Page 1 of Desperate Desires

Prologue 1-Shelly

Holidays with my adoptive family were always a blast.

I’d always wanted a big, robust, loving family of my own, and I was eternally grateful for the day when I first bumped into Michaela Volkov at the snotty little prep school my aunt sent me to after she became my guardian.

No, I didn’t like to think about the turbulent time after my parents’ deaths when I first learned that the world wasn’t all sunshine and roses.

I’d lived a pretty good life until that fateful day. Average, but good.

My parents, Grace and Marion Davis, were as loving and doting a couple as any parents could be.

But they were taken from me way too soon, and Aunt Agnes was a poor substitute. Thank fuck for her deep pockets, though.

My father’s older sister remained cold and distant with me, and that was fine. It hurt at first. But I learned to deal with it.

Besides, what Aunt Agnes lacked in warmth, she’d made up for in money. I know that sounded cold, but what I meant was she’d paid for my education whilst I was in high school and college.

She’d wanted to send me to a finishing school—yes, they still had those. It had been her plan to marry me off to some dignitary, her own husband had been a diplomat from some country I’d never heard of in the Middle East. He’d died before I came to live with her, but she still had connections there.

Aunt Agnes thought an American virgin would be worth her weight in gold to some of the people from her deceased husband’s part of the world.

Lucky for me, I popped that particular cherry in eleventh grade, to which my aunt had had an unholy fit.

Too bad, so sad.

It didn’t matter if she punished me or yelled. I told her I had no plan to attend a school where I was finished before I’d even started, and I would never let her sell me to some man I didn’t know for a marriage I didn’t want.

“What do you think you’re going to do instead?” she hissed.

“I’m going to help people. I’m going to be a doctor,” I told her.

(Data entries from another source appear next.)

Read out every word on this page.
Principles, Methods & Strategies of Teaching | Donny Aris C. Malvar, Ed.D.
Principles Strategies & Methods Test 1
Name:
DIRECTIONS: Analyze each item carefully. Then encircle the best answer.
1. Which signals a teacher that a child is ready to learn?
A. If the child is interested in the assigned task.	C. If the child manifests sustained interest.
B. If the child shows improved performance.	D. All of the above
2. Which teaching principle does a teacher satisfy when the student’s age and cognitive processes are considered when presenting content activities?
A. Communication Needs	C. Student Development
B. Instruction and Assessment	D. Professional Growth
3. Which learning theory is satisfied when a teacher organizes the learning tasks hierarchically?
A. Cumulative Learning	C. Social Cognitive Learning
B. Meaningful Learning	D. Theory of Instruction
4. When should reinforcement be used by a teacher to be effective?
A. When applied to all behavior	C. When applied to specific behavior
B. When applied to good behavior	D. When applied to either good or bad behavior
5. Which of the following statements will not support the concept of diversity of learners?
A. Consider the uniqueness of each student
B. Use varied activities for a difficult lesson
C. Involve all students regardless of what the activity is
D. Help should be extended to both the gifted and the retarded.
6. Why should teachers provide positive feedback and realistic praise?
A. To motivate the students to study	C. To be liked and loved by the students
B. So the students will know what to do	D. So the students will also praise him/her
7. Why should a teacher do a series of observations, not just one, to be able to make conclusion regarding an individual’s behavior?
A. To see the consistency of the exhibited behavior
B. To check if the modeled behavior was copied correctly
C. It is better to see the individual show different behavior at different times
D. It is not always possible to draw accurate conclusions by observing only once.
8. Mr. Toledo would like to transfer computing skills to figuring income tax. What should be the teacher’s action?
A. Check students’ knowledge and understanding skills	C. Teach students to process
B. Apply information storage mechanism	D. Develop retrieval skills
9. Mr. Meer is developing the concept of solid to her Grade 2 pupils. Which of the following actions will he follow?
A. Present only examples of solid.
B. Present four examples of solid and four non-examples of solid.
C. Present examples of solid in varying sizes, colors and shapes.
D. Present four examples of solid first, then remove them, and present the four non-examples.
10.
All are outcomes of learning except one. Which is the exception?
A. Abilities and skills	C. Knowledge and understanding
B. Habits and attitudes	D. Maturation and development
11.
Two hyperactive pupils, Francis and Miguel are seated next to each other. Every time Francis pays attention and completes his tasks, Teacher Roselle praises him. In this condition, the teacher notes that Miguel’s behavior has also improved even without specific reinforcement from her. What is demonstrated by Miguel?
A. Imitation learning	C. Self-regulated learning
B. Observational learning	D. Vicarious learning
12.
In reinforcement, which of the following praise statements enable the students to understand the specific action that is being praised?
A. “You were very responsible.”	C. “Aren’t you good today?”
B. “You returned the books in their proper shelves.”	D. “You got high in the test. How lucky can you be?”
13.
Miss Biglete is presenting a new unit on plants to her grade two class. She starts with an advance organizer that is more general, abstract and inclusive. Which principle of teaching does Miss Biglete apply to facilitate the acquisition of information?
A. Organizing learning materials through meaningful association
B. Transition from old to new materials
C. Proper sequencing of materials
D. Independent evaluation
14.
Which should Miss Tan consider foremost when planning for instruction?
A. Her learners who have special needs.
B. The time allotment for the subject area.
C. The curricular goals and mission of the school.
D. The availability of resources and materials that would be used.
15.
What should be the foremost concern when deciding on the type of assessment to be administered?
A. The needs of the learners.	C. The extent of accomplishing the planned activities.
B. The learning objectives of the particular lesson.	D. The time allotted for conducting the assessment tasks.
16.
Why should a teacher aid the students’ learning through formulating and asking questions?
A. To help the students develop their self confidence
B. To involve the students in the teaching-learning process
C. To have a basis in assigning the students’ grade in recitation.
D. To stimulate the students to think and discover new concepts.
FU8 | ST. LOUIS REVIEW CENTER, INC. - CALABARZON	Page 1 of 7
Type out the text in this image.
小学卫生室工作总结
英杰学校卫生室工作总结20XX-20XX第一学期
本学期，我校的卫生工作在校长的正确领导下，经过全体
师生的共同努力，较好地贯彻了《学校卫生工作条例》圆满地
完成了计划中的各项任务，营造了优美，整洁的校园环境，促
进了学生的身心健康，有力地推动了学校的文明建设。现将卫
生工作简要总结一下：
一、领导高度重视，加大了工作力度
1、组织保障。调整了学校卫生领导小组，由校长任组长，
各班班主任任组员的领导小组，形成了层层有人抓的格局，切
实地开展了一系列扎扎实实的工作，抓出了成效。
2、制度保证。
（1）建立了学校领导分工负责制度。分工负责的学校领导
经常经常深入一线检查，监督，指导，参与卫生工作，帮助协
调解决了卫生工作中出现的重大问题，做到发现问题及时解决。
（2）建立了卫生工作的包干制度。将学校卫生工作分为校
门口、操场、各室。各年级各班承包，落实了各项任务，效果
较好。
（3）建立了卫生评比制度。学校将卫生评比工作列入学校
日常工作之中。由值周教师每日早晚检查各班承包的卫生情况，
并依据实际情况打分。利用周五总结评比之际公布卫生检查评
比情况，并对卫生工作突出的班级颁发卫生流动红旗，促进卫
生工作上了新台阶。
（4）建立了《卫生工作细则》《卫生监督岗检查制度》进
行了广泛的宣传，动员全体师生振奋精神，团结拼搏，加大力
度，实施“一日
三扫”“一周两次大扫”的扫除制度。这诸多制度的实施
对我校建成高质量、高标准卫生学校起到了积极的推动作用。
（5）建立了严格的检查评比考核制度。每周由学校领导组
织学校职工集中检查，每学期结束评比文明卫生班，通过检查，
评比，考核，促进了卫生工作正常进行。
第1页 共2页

“Fine. If you want to go to med school, do it on your dime, child. If you can even get accepted into a program that’s worth it,” she’d said, only proving how little she’d paid attention to my report cards.

I graduated prep school with a GPA of 4.7, got a scholarship and earned a bachelor’s degree with a premed concentration from NYU.

Of course, I got into med school. I paid for it with loans that yes, I’d still be paying off until I was forty, but it was worth it.

School was never a problem for me. Just another aspect of my life I was lucky in. Friends and academics.

Family and love? I was not so lucky with.

Even though I had hated it at the time, that snobby Manhattan school, Holston Prep, was the best thing that ever happened to me.

I will never forget the first day Michaela, whom I lovingly called Micky, bumped into me in the hall, scattering my books and dumping her iced mocha latte all over both of our plaid skirts, part of the hideous uniform we had to wear.

She’d apologized profusely and dragged me to the girls’ locker room where we waited until Clementine, her younger cousin, came with a fresh set of skirts for us.

Just like that, we became best friends. Micky was more than that, of course. She was the sister of my heart.

Afterwards, we were inseparable, and I got to know the whole family, her cousins and little sister, too.

Her parents, Adrik and Sofia Volkov, were incredible. So were her aunts and uncles.

Not all of whom were blood relatives, and that right there was what changed my life.

These people were movers and shakers with more money, power and influence than I had ever been privy to. It was likely the reason my aunt allowed the friendship.

Agnes Davis Randall was a social climber, and I was afraid of what she would do when she found out who my friends were.